After earning her law degree, Gomez went to work at the Justice Department's Executive Office for Immigration Review, adjudicating cases at the Board of Immigration Appeals. Gomez has always felt a special bond with immigrants; her grandparents came to the United States from Russia and Poland.

"My belief is that this country can absorb a lot, and we benefit from immigrants' creativity and industriousness," she says. "There were also a lot of people fleeing really horrible conditions in their countries. Within the bounds of the law, I thought there were certain people that should be allowed to stay."

Following a stint at the Immigration and Naturalization Service, Gomez went back to the Justice Department, where she worked in the civil division defending the INS against lawsuits. Among her most important work was serving as an attorney on Cuban American Bar Association v. Christopher, which determined the rights of tens of thousands of Cuban rafters who fled the country for the United States and were detained at the US Naval Station at Guantanamo Bay, Cuba.

It was a high-profile case, one for which she received a handwritten thank you letter from then-attorney general Janet Reno. Gomez was determined not to let her visual impairment hinder her.

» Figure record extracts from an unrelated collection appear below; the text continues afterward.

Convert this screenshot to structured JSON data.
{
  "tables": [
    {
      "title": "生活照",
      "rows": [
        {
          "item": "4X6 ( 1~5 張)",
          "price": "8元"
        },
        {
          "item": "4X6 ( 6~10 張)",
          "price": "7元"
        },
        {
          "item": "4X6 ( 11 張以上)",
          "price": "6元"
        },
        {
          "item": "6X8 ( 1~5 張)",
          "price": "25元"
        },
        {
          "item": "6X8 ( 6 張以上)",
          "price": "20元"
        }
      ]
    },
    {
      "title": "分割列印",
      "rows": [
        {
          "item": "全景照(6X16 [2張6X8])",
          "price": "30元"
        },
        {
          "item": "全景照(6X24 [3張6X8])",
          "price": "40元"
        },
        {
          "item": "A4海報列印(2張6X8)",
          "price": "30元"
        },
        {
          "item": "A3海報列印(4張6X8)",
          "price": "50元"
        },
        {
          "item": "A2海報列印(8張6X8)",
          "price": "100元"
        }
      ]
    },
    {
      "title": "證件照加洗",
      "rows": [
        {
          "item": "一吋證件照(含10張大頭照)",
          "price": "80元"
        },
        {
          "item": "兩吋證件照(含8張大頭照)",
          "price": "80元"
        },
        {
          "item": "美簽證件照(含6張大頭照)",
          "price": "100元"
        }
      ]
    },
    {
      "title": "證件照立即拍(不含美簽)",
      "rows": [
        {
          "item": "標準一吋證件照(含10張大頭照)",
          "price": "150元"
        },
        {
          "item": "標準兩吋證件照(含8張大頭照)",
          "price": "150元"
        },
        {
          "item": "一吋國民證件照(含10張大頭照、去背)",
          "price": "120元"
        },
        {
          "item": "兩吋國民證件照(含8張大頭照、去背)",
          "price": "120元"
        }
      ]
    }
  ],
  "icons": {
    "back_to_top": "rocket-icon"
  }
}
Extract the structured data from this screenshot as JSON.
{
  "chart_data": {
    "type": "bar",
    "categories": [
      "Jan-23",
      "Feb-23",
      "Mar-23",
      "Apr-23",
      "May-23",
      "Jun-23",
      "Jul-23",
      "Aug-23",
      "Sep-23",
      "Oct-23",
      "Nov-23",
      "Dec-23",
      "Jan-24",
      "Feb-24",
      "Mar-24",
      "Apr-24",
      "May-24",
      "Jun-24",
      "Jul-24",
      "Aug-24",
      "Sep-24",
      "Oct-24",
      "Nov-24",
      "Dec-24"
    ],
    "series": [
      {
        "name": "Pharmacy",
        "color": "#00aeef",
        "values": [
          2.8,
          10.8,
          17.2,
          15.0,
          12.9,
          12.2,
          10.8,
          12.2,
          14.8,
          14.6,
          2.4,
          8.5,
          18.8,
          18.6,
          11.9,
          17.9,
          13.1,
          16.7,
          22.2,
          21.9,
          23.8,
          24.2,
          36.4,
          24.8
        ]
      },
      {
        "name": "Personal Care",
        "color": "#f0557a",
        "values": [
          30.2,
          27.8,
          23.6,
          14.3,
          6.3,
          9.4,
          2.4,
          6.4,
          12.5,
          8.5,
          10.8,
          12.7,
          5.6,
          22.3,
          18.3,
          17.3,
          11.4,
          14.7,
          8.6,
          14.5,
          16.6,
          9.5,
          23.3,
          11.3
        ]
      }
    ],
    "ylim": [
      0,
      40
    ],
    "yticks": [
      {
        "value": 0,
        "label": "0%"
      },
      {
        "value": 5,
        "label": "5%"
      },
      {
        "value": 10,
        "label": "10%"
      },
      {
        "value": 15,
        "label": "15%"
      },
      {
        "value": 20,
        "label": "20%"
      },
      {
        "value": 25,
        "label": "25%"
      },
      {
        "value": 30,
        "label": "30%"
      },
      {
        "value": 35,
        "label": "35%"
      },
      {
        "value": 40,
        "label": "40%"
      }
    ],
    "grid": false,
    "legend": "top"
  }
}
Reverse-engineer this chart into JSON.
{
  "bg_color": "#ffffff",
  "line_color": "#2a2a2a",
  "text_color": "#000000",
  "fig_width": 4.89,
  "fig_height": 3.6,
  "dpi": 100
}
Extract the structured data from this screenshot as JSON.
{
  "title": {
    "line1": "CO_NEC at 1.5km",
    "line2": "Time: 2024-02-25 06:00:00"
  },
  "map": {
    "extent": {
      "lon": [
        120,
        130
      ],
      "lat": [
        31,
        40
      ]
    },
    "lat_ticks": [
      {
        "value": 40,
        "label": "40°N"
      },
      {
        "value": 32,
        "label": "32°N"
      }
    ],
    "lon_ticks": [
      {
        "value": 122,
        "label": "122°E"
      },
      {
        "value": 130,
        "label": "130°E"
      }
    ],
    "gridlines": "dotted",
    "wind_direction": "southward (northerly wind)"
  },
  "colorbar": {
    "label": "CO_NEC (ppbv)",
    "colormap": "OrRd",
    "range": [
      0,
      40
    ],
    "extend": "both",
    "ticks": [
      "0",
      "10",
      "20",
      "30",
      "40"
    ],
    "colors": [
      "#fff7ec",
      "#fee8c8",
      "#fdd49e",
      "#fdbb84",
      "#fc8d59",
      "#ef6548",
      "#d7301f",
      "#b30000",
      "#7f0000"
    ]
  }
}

During a visit to Guantanamo Bay, she discreetly clutched the arm of a lieutenant colonel, allowing him to lead her while she joked about the military's then "Don't Ask, Don't Tell" policy.

"If I got up and walked down the street I might trip on a curb, but my reading was fine," she says. "But I slowly had to come to terms with getting more assistance."

It wasn't until after the birth of her second child that Gomez's sight declined precipitously. At the time she was in private practice, but she put aside her law career to volunteer for the PTA, navigate the maze of special education services for her dyslexic daughter, Rachel, and raise money for the organization that comforted her when she was diagnosed 36 years ago.

"She's asked to do these things because she's so smart—her challenges are not relevant," Ramon says. "I think that she's always had a very keen sense of the fact that she needs to be better than anybody else. Not to prove herself, but she just refuses to be defined by her eyesight."

Earlier this year Gomez was named a national trustee of the Foundation Fighting Blindness, which she and her family have supported for years. Her father, Ed Gollob, served as director of the board of trustees for nearly 30 years, and Ramon has been a trustee since 2004. Dedicated to providing preventions, treatments, and cures for people affected by RP, the foundation was established in 1971 and has raised more than $650 million toward research.

"We select national trustees based on demonstrated leadership and support for the organization," says William Schmidt, the foundation's CEO. "It's a special designation for the people who have shown on a continued basis that they're going above and beyond the call of duty to help support us. Jane and her entire family are a tremendous example of that. We would not be accomplishing what we're accomplishing without the kind of passion and commitment and financial support and leadership that her family has provided."

Progress has been encouraging. Fifteen years ago there were no human clinical trials focusing on retinal degeneration. Today, there are 20, Schmidt says.

"I think it's very possible within the next year to year and a half that we could have the first gene therapy in our field approved by the FDA," he says. "It could possibly be the first gene therapy of any kind approved in the United States. That would be a very big day for our community."

And for Gomez. These days she struggles to read, relying on text-to-voice software on her computer and i-devices. An assistant helps her shop for anything she can't buy online. She doesn't drive, which makes Uber, she says, a godsend.

Still, she remains an optimist at heart.

"In my head I'm thinking there's going to be a cure, maybe when I'm 60, or 70," she says. "The science is going to get us to where we're either going to get vision back or we're going to slow deterioration. That's why I've decided to take a greater role in the foundation."

To Jane Gomez, the future looks bright.